Jean, 66 ans, dans une étrange grisaille bleutée, atmosphère lunaire, minérale, regarde sa vache vêler. D’emblée, le parti pris des plans fixes surprend : comment un univers aussi vide que les plateaux d’Auvergne peut-il apparaître aussi étouffant, fermé sur lui-même ? Le cadre ne dépasse pas les limites de la porte de l’étable. Le personnage principal est comme coincé dans l’image. L’espace est paradoxalement cloisonné, faisant ainsi écho à l’existence de Jean, enracinée dans cette terre de Combalimon depuis toujours. Ambiance anachronique, irréelle, des journées d’un vieil homme d’à peine 70 ans au milieu de ses bêtes et des objets sans âge de sa maison. Temporalité à contretemps des heures et des minutes en accéléré de nos vies modernes. Les premiers plans de Dernière saison introduisent le spectateur à cet espace-temps si particulier.
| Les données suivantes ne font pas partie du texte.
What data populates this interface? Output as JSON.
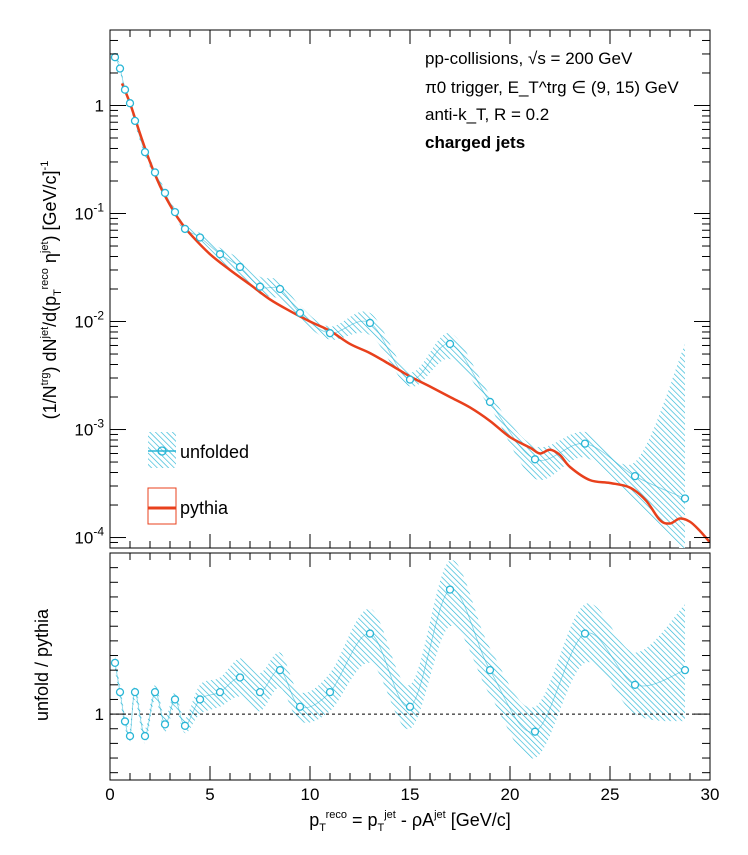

Malgré l’honnêteté de la démarche (le réalisateur s’est immergé des mois durant dans la vie de son personnage), le film s’avère prévisible quant au traitement de la paysannerie : de Jean Barrès est brossé le portrait d’un « taiseux », au verbe elliptique et souvent cocasse, attaché à ses bêtes comme à la prunelle de ses yeux. On peut certes répliquer que ce sont là les caractéristiques essentielles du paysan traditionnel (rien à voir bien sûr avec les agro managers, rois de la monoculture !).  Raphaël Mathié, de ses dires, issu du monde rural, connaît certainement mieux la paysannerie que quiconque. Néanmoins, cette impression de déjà-vu conduit parfois à l’ennui. Et conduit à se demander si l’erreur ne vient pas du fait de vouloir plaquer à tout prix certaines valeurs et couleurs sur la paysannerie, que le cinéaste projette sur son sujet, pris qu’il est par ses propres références inconscientes… ?  Comme La vie moderne, Dernière saison est un film sur la ruralité destiné à un public majoritairement… urbain. Les personnes filmées, quoique avec tendresse et sans condescendance, sont d’autant plus fictionnalisées que leur mode de vie nous apparaît, à nous, spectateurs des villes, étranger. D’où ce sentiment diffus que ces documentaires mettent moins en lumière des individualités propres que des symboles d’une ruralité à l’agonie. La caméra pénètre l’intimité de leur vie avec l’impudeur de l’ethnologue, comme elle n’oserait le faire avec d’autres milieux, aux modes de vie tout aussi minoritaires (la grande bourgeoisie, par exemple).   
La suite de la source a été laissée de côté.